Lee was quizzed by legislator Roy Kwong of the Democratic Party about reports in several media outlets that Hong Kong police officers may soon be equipped with tasers, stun guns, and net guns. 

While such equipment is not uncommon among law enforcement agencies around the world, it has not been widely used in Hong Kong until now. According to sources in law enforcement, the Hong Kong police have been testing stun weapons ever since the Lunar New Year riots in the turbulent Mong Kok district in 2016.

Tear gas, beanbag rounds, and rubber bullets are more frequently employed by Hong Kong police, and there have been plenty of complaints about how frequently they were employed since the current protests began last year.

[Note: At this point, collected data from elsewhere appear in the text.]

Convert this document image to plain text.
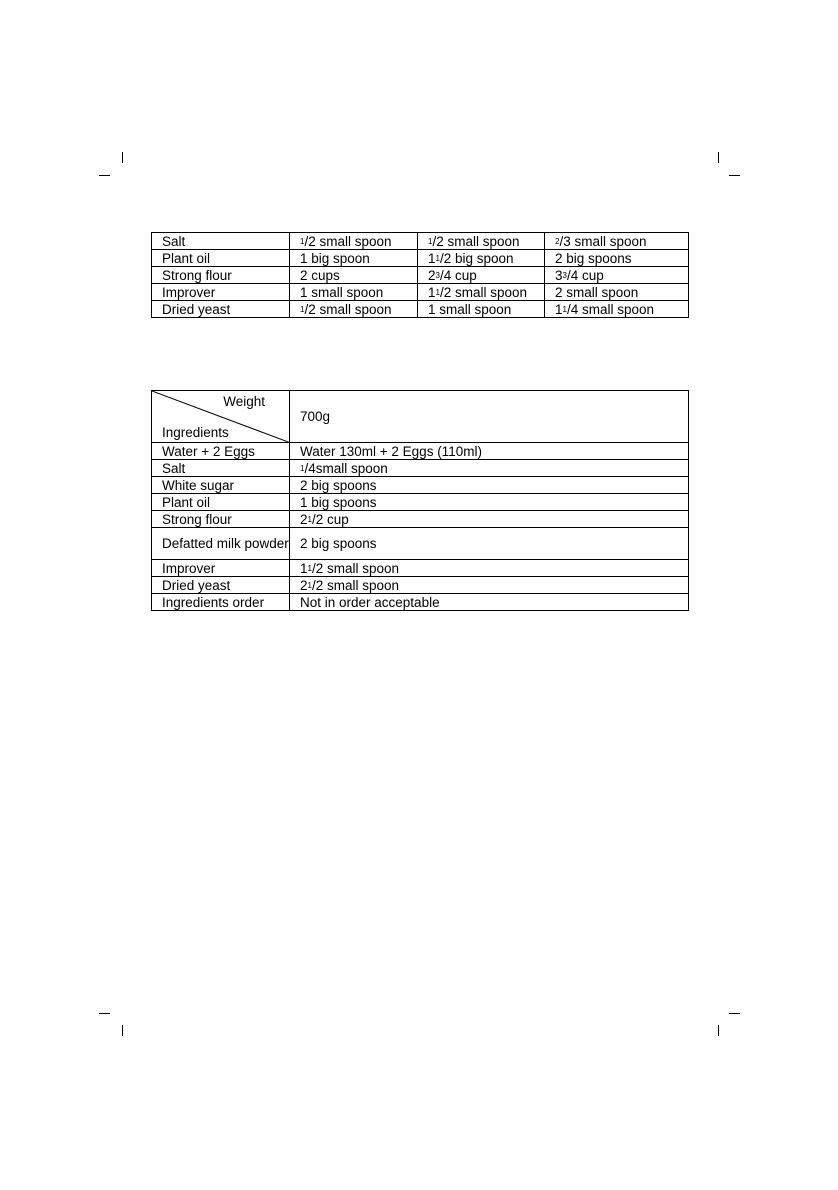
Salt	$^1$/2 small spoon	$^1$/2 small spoon	$^2$/3 small spoon
Plant oil	1 big spoon	$1^1/2$ big spoon	2 big spoons
Strong flour	2 cups	$2^3/4$ cup	$3^3/4$ cup
Improver	1 small spoon	$1^1/2$ small spoon	2 small spoon
Dried yeast	$^1$/2 small spoon	1 small spoon	$1^1/4$ small spoon
Weight
Ingredients	700g
Water + 2 Eggs	Water 130ml + 2 Eggs (110ml)
Salt	$^1$/4small spoon
White sugar	2 big spoons
Plant oil	1 big spoons
Strong flour	$2^1/2$ cup
Defatted milk powder	2 big spoons
Improver	$1^1/2$ small spoon
Dried yeast	$2^1/2$ small spoon
Ingredients order	Not in order acceptable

“Was using tear gas and rubber bullets on Hong Kong people not enough? And now you are introducing tasers? Have there been any deaths arising from the use of electroshock weapons overseas?” Kwong asked Lee at the LegCo meeting.

Lee replied that his agency is prepared to consider “any method that helps police in handling violence caused by rioters more efficiently, and will reduce the risk of injuries to both parties.”

“Police will look into the efficacy of a tool in terms of law enforcement, as well as its risks. I know that any equipment under consideration by the police has been used overseas by developed nations and that the equipment has a good track record. Appropriate usage at the appropriate time can reduce the risk of injuries,” he said.

Critics both within and outside LegCo noted that nonlethal weapons can cause health problems, and pointed out that Hong Kong police are already facing criticism for refusing to disclose the chemicals used in their tear gas and pepper spray. 

A special item of concern is the blue dye police have been mixing into water cannon sprays. The pigment is supposed to make vandals easier to track down and arrest, but some who have been exposed to the dye claim it includes caustic agents. The police have been accused of lying to the public and creating health risks by claiming the dye is harmless.